My new strategy is to write Hashable instances for all elements and hold them in a flat list with a transformation and hold the renderers in a map keyed by the elements' hashes. When an element is updated its hash changes and its previous renderer can be removed from the map (and dealloc'd). The strategy is less elegant but also less 'deep'.
I hope you figure it out!
Thanks for your help @schell. I am diffing something like Text.XML.HXT.DOM.TypeDefs.XmlTrees and want to apply the edit script to an actual DOM.
If possible I will persist with this strategy. My plan is to parse the edit script with Parsec to produce a list of DOM operations. For this, I need a function similar to fmapEditList
:
import Text.Parsec.Prim
type XmlDiff = EditScript XmlTreeFamily XmlTree XmlTree
instance Monad m => Stream XmlDiff m XmlDiff where
uncons = return . diffUncons
diffUncons :: XmlDiff -> Maybe (XmlDiff, XmlDiff)
diffUncons x@(Ins _ d) = Just (x, diffUncons d)
diffUncons x@(Del _ d) = Just (x, diffUncons d)
diffUncons x@(Cpy _ d) = Just (x, diffUncons d)
diffUncons x@(CpyTree d) = Just (x, diffUncons d)
diffUncons End = Nothing
The problem is that the type of the Stream
instance and uncons
are wrong. But at this point I don't know enough about GADTs and heterogenous lists to make it right.

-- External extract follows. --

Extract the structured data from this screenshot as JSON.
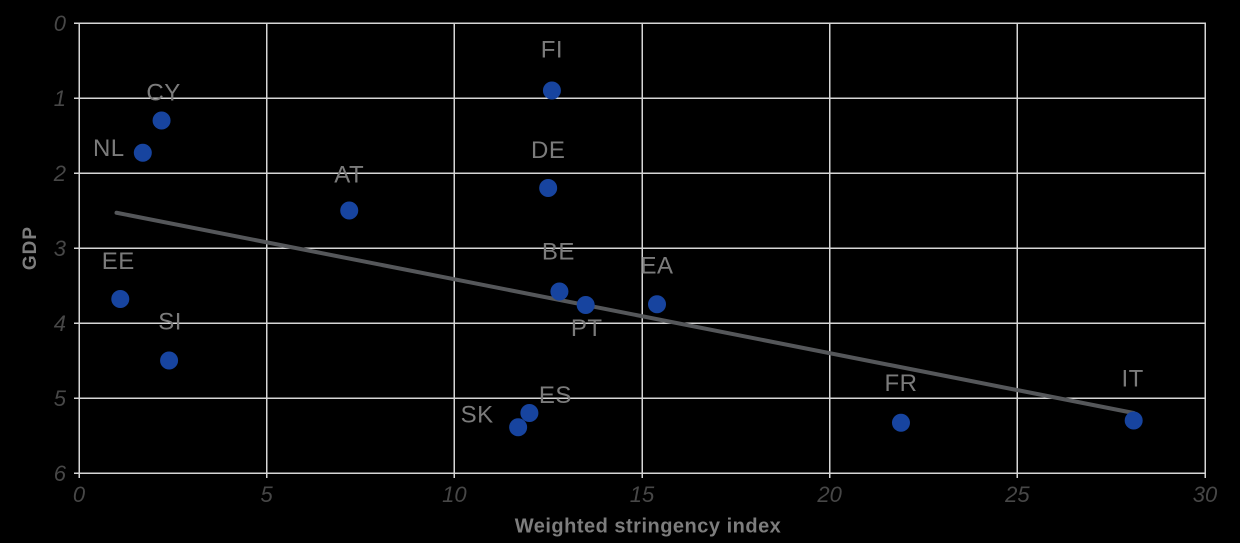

@rvl What about setting up a small concrete example of what you want to accomplish (as a gist with MIT license) and give me perms? Then I can give it a try. I spent a few months of my life gdiff-whispering all kinds of GADTs, so there is a fair chance that I can help you.
Hi @ggreif, thanks for your generous offer. I have put the essence of my plan and some context in a standalone script: PatchDom.hs.
Cool. I doubt you'll get far with the "parse . show" approach. I'll try the method sketched in the presentation I linked in an earlier comment. But now I have to sleep first.
Em sábado, 9 de janeiro de 2016, Rodney Lorrimar [email protected] escreveu:
Hi @ggreif https://github.com/ggreif, thanks for your generous offer. I have put the essence of my plan and some context in a standalone script: PatchDom.hs https://gist.github.com/rvl/f710168be81b5428835c.
— Reply to this email directly or view it on GitHub https://github.com/eelco/gdiff/issues/10#issuecomment-170169496.
Has anyone had any luck with this? I'm revisiting with a new project and am now in need of the ability to patch a separate structure. I think this would be the defacto operation in this library. It seems to me that patch
by itself is superfluous given that you already have the target value in order to diff in the first place - but maybe I'm not understanding the main use case. Is the main use case saving the edit script to disk and applying later?